Mother, Couch recensione film di Niclas Larsson con Ewan McGregor, Rhys Ifans, Taylor Russell, Ellen Burstyn, Lara Flynn Boyle e F. Murray Abraham [RoFF18]
Quando qualcuno a noi caro si trova nel punto più basso della propria esistenza, dove ci rifugiamo? Cerchiamo conforto in chi ci circonda o ci chiudiamo in noi stessi?
Domande universali che il cinema si pone molto spesso perché comuni a tutti, indipendentemente dalla lingua o dalla cultura. Tutti dobbiamo venire a patti con il crepuscolo della vita, direttamente o indirettamente.
Mother, Couch fa di questo tema il proprio cardine, costruendoci attorno una vicenda familiare fuori scala, ristretta e compressa in un negozio d’antiquariato caotico quanto la vita di coloro che si trovano a gravitare al suo interno.
Il film di Niclas Larsson ci immerge nella vita di David (Ewan McGregor) un padre di famiglia che si ritrova assieme al fratello Gruffudd (Rhys Ifans) in un negozio di antichità con la loro madre (Ellen Burstyn), alla ricerca di una cassettiera contenente qualcosa di molto importante, a detta di quest’ultima.
Sedutasi su un costoso divano d’altri tempi, l’anziana signora non vuole saperne di andarsene. Così David si ritrova bloccato in questo bizzarro magazzino, sballottato a destra e a manca come un oggetto dell’inventario, tra una commessa giovane e aitante che lo ammalia, una sorella scontrosa e indurita da una vita difficile, un proprietario “scisso” tra cura del cliente e mero profitto e una moglie che non riesce più a dargli fiducia.
Sopraffatto da tutte queste istanze, che sembrano schiacciarlo allo stesso momento, in quella che appare come una degenza di due giorni in un luogo ai confini del mondo, David dovrà venire a patti con la sua condizione, con la sua vita, con le scelte fatte e quelle da fare.
Un processo che potrebbe benissimo essere raccontato in maniera lineare, ma che Larsson inserisce in un caleidoscopio tra sogno e realtà, alla ricerca di quel cassetto da aprire, rimasto chiuso per troppo tempo.
La storia raccontata è senza tempo, come lo è il film stesso, costruito su oggetti accatastati, raccolti, immagazzinati in tutta una vita, forse anche più di una. Gli smartphone convivono assieme a vecchi cellulari con l’antenna esterna.

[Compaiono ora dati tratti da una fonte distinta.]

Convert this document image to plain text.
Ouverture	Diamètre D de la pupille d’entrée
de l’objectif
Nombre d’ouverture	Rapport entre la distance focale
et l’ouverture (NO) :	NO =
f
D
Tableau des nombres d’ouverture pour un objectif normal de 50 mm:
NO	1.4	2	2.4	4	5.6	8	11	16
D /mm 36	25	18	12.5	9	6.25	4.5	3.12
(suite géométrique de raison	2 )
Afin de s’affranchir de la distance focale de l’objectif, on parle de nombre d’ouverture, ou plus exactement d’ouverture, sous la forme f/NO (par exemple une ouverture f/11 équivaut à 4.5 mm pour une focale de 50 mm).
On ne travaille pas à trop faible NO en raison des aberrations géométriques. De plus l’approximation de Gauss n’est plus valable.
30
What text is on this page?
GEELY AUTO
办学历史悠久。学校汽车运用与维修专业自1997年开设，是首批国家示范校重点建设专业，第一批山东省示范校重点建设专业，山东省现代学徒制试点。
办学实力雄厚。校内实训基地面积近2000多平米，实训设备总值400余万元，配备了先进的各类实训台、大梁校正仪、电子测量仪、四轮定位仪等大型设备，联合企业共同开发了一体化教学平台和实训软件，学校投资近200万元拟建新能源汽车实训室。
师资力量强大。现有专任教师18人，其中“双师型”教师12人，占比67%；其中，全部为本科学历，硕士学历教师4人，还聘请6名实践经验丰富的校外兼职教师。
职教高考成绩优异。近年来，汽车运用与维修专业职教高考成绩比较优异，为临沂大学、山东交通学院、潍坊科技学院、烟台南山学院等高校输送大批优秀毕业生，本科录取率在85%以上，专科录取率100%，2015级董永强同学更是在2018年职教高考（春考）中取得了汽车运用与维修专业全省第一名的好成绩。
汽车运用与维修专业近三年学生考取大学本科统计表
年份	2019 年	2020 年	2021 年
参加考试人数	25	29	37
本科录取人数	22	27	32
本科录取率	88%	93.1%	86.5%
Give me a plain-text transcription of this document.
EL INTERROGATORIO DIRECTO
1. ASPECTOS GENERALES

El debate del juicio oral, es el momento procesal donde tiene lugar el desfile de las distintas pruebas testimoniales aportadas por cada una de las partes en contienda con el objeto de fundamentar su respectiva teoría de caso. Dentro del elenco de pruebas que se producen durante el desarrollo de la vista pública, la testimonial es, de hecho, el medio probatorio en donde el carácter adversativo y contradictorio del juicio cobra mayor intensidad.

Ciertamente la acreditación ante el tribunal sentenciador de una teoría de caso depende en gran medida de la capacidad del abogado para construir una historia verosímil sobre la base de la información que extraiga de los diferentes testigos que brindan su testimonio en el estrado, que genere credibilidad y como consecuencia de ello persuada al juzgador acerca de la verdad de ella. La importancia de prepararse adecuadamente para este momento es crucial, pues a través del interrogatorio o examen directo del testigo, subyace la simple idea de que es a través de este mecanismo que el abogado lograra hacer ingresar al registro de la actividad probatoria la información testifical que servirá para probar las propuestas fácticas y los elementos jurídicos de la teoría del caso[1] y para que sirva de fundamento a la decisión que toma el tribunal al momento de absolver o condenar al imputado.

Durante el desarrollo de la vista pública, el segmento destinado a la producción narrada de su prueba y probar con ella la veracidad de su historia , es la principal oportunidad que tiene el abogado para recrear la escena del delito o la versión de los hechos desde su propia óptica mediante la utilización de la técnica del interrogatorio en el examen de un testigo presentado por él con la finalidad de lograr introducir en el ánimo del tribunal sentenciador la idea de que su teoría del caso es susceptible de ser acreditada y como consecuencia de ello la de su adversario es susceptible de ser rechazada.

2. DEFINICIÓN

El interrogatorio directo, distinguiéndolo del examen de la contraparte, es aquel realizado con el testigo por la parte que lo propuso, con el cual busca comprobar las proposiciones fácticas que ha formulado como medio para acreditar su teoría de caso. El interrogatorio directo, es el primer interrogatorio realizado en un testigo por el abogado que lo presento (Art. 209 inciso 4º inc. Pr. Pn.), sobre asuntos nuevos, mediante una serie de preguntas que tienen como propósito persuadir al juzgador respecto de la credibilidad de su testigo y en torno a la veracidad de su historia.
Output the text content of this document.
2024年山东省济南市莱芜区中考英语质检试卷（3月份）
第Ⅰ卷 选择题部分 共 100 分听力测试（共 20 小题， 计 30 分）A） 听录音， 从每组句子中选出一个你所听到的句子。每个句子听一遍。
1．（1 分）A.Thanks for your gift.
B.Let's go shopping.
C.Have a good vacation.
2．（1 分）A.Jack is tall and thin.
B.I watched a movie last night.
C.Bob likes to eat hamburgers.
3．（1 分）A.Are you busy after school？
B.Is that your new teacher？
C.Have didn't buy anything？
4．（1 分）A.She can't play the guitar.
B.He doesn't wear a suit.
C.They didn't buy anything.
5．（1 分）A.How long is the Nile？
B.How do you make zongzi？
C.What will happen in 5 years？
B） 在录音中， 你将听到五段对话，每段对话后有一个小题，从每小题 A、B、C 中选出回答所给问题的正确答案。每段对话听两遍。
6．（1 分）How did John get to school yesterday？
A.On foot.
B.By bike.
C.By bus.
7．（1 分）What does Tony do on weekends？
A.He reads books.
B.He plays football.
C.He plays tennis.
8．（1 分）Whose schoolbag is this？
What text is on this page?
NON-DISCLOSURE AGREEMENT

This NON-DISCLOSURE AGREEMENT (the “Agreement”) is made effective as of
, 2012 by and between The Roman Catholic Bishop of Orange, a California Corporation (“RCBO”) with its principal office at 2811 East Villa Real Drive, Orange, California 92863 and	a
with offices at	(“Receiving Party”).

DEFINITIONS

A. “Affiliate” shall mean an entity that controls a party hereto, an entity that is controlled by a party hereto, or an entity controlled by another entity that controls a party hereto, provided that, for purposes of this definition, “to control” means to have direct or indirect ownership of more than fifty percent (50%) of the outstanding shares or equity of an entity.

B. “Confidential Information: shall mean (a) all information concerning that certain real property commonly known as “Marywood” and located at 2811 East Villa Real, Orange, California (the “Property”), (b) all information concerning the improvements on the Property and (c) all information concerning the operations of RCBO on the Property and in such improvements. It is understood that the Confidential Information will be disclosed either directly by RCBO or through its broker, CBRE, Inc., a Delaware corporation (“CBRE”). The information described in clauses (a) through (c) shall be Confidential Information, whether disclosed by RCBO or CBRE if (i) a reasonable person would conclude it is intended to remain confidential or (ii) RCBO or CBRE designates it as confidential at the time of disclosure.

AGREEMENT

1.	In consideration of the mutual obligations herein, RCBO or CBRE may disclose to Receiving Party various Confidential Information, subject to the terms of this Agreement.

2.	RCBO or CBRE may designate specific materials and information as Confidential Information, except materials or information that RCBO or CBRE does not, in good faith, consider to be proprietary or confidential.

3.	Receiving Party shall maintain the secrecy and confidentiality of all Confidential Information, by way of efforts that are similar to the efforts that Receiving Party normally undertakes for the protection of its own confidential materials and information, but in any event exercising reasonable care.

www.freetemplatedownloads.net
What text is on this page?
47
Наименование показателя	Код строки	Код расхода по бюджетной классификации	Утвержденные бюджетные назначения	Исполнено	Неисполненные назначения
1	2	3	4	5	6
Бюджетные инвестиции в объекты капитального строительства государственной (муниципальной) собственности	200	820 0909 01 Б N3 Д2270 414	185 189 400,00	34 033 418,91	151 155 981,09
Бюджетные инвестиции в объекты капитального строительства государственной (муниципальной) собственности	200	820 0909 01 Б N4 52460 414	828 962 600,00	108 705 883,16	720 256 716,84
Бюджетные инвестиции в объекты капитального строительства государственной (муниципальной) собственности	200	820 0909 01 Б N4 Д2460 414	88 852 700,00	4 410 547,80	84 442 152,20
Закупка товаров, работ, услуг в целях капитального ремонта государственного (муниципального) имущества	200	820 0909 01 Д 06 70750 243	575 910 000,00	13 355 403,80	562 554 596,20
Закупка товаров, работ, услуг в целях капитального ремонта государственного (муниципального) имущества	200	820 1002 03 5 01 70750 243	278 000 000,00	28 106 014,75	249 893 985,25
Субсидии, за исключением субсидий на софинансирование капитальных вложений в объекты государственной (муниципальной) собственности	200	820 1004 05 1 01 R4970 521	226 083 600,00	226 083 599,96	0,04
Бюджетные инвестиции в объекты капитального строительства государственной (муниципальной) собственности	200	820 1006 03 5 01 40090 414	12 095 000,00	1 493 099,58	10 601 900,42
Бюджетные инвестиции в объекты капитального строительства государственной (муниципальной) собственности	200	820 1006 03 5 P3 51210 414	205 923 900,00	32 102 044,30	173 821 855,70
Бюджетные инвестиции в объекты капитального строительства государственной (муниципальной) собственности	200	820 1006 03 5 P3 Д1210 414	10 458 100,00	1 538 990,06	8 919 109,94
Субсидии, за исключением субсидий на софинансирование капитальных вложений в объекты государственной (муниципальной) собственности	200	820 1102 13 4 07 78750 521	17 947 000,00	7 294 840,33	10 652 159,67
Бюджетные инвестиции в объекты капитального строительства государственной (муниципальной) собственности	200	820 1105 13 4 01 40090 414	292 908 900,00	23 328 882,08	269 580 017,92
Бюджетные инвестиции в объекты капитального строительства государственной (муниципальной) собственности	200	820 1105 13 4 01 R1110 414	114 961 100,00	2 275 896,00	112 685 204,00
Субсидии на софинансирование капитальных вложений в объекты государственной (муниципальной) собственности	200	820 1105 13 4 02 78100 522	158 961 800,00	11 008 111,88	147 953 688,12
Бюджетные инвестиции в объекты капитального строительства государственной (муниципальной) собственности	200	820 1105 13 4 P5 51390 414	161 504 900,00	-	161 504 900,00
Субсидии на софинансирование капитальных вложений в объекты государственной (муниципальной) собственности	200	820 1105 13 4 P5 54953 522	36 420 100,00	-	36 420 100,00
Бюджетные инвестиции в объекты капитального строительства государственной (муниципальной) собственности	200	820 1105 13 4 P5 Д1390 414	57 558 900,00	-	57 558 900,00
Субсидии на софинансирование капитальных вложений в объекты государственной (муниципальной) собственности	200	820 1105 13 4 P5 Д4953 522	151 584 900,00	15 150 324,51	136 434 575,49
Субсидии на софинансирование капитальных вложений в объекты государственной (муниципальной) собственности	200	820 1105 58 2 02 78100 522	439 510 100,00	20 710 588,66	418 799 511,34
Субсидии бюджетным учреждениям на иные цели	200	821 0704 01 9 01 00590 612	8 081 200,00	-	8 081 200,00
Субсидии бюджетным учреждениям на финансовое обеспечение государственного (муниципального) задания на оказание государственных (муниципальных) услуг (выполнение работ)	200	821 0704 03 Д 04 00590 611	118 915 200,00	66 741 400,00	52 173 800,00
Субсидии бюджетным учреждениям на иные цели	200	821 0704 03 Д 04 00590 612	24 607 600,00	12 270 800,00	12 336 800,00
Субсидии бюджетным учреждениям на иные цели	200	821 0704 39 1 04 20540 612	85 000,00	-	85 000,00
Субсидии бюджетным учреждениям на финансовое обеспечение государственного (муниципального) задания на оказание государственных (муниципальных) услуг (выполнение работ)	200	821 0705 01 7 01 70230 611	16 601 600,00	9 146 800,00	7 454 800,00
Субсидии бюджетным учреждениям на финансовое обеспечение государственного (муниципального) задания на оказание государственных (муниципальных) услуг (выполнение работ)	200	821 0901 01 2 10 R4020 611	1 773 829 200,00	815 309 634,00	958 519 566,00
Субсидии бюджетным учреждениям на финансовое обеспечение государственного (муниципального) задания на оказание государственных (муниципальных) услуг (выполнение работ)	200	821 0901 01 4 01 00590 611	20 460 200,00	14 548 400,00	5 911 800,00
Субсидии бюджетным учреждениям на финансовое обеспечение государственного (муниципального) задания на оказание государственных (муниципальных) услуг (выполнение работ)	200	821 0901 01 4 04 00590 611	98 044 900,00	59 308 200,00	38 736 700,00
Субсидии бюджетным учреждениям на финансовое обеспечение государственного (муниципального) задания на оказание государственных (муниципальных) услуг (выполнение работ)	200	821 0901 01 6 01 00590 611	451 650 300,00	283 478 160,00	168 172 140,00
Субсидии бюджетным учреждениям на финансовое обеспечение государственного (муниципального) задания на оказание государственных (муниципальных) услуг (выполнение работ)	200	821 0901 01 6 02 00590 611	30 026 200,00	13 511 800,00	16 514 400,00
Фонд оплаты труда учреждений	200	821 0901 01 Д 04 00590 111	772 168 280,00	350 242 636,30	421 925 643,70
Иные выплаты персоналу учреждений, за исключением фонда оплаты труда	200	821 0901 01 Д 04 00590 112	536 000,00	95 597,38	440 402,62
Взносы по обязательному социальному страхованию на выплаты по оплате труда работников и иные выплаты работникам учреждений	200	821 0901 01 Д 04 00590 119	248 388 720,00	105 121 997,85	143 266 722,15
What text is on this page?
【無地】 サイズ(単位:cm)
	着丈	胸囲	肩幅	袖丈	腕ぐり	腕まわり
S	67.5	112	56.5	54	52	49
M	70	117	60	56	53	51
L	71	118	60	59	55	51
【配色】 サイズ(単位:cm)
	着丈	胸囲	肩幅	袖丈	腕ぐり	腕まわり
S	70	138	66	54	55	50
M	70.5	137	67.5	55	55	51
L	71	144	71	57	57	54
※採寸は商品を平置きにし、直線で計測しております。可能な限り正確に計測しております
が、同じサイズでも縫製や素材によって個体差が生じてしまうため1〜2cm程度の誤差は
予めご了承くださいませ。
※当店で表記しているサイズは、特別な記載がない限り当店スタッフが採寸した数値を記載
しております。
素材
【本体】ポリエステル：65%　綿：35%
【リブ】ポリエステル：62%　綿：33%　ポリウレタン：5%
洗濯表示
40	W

Questo miscuglio di momenti di una vita persa nella storia dell’umanità Larsson ce lo racconta frammentando gli individui, persi in labirinti di corridoi, inquadrati tra gli infissi, visti da lontano, come colti in fallo nelle loro esistenze, scrutati con interesse documentaristico, quasi derubati del loro privato. La vicinanza concettuale a tanti generi rende complesso racchiudere il film in solo uno di questi.
A tratti è un melò di metà secolo scorso, a tratti una commedia nera come la pece; inquietante e grottesco, surreale e fantasioso, l’intera messa in scena diventa metafora del legame che ci attanaglia a chi ci sta vicino, per quanto ci abbia fatto del bene o del male durante gli anni.
A dirigere la creazione di questo mondo allucinato, affollato, incartato e dimenticato c’è una colonna sonora che riflette in modo impeccabile questo senso di disagio, di tempo sospeso e dilatato, punto morto dell’esistenza dal quale o si riesce a risvegliarsi o non si avrà più possibilità di tornare indietro.